Kick-Ass 1-3 Par Lucien

Kickass est l’histoire d’un jeune américain moyen un peu nerd qui rêve de devenir superhéros pour se venger de sa non-existence au sein d’une société qu’il répudie à peine, les bras ballants. Du jeune invisible même pas molesté (et à la tête de grand Duduche) au géant costumé.
Ce comic semble se ranger dans une catégorie pour jeune teenager ou le fantastique n’arrive pas encore à se décoller de la pelure du réel. Là où la mue n’a pas encore fait effet.
Les relations entre le personnage principal et les personnages de sexe opposé sont assez stéréotypées dans leur style: une voisine de classe cuty et castratrice, une prof-pute, et sa génitrice décédée avec son père qui désormais la pleure. Tous pour que ce petit névrosé en devenir puisse se régaler et affirmer un pouvoir sur les autres (même pas super ses pouvoirs).
Heureusement que la vie de ce glandu somme toute assez banale dans le genre est sauvée par les touches d’un dessinateur acéré. Des traits francs et cassés pour une impression de mouvements brusques, une touche cubiste pour développer l’imagination interprétative du lecteur. Le tout encensé par des couleurs passées et calme qui collent parfaitement à la peau du jeune personnage. En contraste avec les scènes de superhéroïsation légèrement plus vive, souvent en surexposition lumineuse. Elles présentent également de grands dessins a contrario des multiples cases, lorsque le héros porte encore ses lunettes.
La mise en volume des décors et les prises de vue pour le lecteur restent somme toute très classiques. Les points de chute des perspectives sont eux sont grossiers. C’est cadré forcément, un poil théorique.
Les interactions du narrateur, avec prise à partie de son lectorat, restent une pauvre ruse pour que le public s’identifie au personnage. C’est un peu comme rire à gorge déployée de ses propres blagues, un filet nécessaire uniquement quand on porte un collant en se dandinant et que l’on a le vertige. Parce qu’il faut quand même avouer que certains superhéros présentent une image très gay : musclé, latexé, haut en couleur et d’une certaine sensibilité… Mais là ça fouette la tendance maso-sado à plein nez ! Je parie même qu’il s’enfile sa petite matraque avant le 4e épisode.

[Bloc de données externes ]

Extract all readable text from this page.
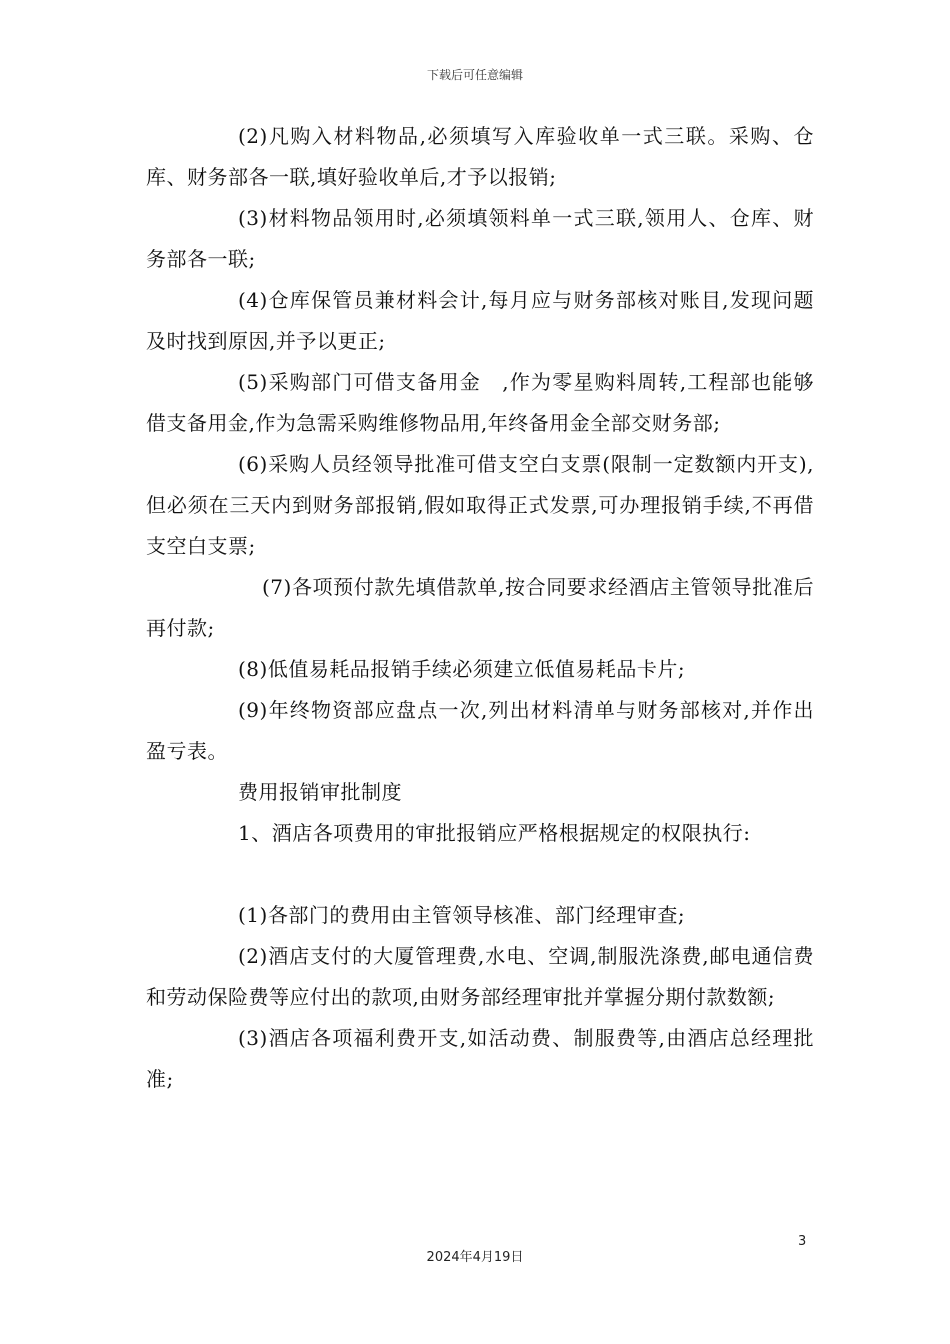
下载后可任意编辑

(2)凡购入材料物品,必须填写入库验收单一式三联。采购、仓库、财务部各一联,填好验收单后,才予以报销;

(3)材料物品领用时,必须填领料单一式三联,领用人、仓库、财务部各一联;

(4)仓库保管员兼材料会计,每月应与财务部核对账目,发现问题及时找到原因,并予以更正;

(5)采购部门可借支备用金　,作为零星购料周转,工程部也能够借支备用金,作为急需采购维修物品用,年终备用金全部交财务部;

(6)采购人员经领导批准可借支空白支票(限制一定数额内开支),但必须在三天内到财务部报销,假如取得正式发票,可办理报销手续,不再借支空白支票;

(7)各项预付款先填借款单,按合同要求经酒店主管领导批准后再付款;

(8)低值易耗品报销手续必须建立低值易耗品卡片;

(9)年终物资部应盘点一次,列出材料清单与财务部核对,并作出盈亏表。

费用报销审批制度

1、酒店各项费用的审批报销应严格根据规定的权限执行:

(1)各部门的费用由主管领导核准、部门经理审查;

(2)酒店支付的大厦管理费,水电、空调,制服洗涤费,邮电通信费和劳动保险费等应付出的款项,由财务部经理审批并掌握分期付款数额;

(3)酒店各项福利费开支,如活动费、制服费等,由酒店总经理批准;

3
2024年4月19日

Il en prend déjà plein la gueule dans ce premier opus ou les schémas de violence sont : soit attendus par le héros et il est fier de souffrir (il tirera même son nom de costume de sa première branlée), soit il trouve ça normal et il kiffe en fait. Mais cette violence physique encore une fois très épisodique reste bien dépeinte avec passion…mais moindre bravoure.
En cuisine, ces pages s’accompagneraient à l’identique d’une soupe de pieds de poule. Marron-vase et bien liquide, elle serait servie dans un bol émaillé blanc classique, le tout dans un cadre morne sentant le renfermé. Quelques triplettes de doigts blanchâtres flotteraient allègrement à sa surface dans un liquide issu d’un bouillon dilué. D’un goût un peu livide en première bouche, elle cacherait de petits piments qui vous laisseraient d’agréables brûlures post digestives…
Lucien OZICHAIT
« Une opinion n’a de poids que l’intérêt qu’on lui porte »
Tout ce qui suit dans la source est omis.